Une fois ces trois larrons réunis à Paris, ils s’entourent des musiciens argentins parmi les plus réputés du moment : le bandonéon de Nini Flores, le piano de Gustavo Beytelmann, le violon de Line Kruse, les percussions d’Edi Tomassi. Auxquels on ajoute la voix de la chanteuse espagnole Cristina Vilallonga qui interprète les paroles écrites par Makaroff. Le tout apporte au trousseau une base acoustique des plus solides. Quelques maxis plus tard, leur premier album naît sous les lumières colorées de la piste, ils l’appellent La Revancha del tango.
La réussite de l’entreprise, c’est d’avoir cherché les rapports organiques entre ces différentes musiques, comme dans Triptico qui présentent de vrais points communs entre la milonga et la house.
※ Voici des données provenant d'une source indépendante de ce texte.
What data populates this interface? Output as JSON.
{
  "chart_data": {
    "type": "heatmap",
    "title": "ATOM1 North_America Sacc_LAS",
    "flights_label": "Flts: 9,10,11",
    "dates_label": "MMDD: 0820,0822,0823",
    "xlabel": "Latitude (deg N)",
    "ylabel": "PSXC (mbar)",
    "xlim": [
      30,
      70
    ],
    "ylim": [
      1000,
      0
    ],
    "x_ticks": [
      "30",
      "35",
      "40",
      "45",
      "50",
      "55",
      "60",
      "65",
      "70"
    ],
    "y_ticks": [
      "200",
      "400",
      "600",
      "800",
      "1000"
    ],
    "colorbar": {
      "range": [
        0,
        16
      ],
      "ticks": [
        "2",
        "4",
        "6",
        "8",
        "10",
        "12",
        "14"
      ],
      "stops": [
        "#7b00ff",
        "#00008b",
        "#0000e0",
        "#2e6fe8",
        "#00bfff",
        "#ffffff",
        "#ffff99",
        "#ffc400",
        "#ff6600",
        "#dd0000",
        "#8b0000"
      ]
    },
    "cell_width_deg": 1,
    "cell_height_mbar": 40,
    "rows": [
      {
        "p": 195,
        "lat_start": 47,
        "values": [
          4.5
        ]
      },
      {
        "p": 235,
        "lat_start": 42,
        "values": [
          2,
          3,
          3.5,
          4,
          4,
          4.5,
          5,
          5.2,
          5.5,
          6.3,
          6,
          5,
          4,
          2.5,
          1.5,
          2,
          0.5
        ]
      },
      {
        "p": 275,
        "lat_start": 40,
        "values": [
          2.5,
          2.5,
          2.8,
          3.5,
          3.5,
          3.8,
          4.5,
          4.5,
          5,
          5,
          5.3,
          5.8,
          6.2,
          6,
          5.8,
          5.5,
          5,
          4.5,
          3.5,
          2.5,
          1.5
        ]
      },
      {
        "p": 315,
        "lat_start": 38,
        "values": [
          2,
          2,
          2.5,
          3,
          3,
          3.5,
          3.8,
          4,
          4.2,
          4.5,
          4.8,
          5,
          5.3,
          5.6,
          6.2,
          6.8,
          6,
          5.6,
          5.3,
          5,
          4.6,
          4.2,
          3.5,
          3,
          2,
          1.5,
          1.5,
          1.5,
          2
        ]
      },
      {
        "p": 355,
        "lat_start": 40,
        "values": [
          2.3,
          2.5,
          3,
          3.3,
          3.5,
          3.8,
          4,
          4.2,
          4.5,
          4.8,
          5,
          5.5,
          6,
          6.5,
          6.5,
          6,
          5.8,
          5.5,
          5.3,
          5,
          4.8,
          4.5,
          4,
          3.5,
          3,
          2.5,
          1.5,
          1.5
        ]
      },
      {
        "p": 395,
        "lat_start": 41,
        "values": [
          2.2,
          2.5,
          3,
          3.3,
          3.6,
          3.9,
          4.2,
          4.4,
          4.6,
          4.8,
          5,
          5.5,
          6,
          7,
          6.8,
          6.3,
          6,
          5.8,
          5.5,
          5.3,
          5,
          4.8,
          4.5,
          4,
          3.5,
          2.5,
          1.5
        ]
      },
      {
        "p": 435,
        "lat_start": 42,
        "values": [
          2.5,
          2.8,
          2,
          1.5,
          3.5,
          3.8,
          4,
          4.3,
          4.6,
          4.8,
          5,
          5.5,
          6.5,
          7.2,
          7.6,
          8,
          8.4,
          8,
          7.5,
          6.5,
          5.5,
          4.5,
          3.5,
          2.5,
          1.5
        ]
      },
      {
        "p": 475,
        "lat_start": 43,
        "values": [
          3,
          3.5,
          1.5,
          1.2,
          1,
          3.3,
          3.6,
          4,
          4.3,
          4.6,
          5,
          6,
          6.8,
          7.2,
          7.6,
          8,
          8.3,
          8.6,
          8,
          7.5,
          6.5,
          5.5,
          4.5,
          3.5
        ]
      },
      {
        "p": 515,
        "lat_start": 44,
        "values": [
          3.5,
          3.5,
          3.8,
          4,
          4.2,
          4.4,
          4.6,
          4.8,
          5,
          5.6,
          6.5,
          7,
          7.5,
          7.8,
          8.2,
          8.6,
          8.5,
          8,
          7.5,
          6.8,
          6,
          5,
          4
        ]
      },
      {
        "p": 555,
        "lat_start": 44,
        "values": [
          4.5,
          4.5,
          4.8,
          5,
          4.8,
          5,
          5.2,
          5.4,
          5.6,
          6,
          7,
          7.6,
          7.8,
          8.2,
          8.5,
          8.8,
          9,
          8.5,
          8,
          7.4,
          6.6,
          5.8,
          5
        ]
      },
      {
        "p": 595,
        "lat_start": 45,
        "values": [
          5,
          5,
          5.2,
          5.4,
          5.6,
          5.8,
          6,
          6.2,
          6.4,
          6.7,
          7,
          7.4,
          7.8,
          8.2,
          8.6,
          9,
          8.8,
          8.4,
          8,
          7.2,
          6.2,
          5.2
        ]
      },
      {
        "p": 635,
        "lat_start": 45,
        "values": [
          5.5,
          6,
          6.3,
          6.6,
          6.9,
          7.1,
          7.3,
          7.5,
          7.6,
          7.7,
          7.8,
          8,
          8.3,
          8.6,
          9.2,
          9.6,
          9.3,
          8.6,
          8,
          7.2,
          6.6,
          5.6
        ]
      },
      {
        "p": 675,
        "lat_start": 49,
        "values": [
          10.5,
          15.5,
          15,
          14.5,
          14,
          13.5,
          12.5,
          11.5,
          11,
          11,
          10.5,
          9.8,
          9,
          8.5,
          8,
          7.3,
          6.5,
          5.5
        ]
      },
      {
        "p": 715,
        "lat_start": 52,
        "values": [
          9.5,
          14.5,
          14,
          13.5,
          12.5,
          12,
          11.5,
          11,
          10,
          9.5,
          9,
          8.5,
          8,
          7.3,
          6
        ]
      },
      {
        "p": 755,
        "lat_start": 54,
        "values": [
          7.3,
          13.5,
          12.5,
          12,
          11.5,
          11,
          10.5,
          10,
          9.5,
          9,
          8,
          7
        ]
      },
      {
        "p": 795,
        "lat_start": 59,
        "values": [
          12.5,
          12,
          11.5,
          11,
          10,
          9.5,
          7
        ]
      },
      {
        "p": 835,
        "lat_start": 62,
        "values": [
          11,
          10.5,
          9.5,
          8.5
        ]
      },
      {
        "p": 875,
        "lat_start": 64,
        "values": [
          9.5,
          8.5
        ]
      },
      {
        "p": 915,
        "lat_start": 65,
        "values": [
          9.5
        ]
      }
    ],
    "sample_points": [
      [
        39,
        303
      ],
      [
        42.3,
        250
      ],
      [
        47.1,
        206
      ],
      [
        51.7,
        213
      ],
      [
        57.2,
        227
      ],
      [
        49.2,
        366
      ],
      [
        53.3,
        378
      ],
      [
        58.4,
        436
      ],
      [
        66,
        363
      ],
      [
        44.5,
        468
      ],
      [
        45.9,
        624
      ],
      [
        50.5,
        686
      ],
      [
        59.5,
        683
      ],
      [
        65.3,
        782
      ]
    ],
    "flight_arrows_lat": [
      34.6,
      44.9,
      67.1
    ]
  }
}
L’accent est mis sur la composition mélodique, avec des samples essentiellement acoustiques. On reconnaît aussi dans les compositions de Gotan Project des extraits de discours politiques appartenant à l’histoire de l’Argentine, qui hélas, trouvent un écho dramatique à l’heure où ce pays résonne des caserolazos, ces manifestations populaires scandées par les bruits des casseroles rageusement frappées.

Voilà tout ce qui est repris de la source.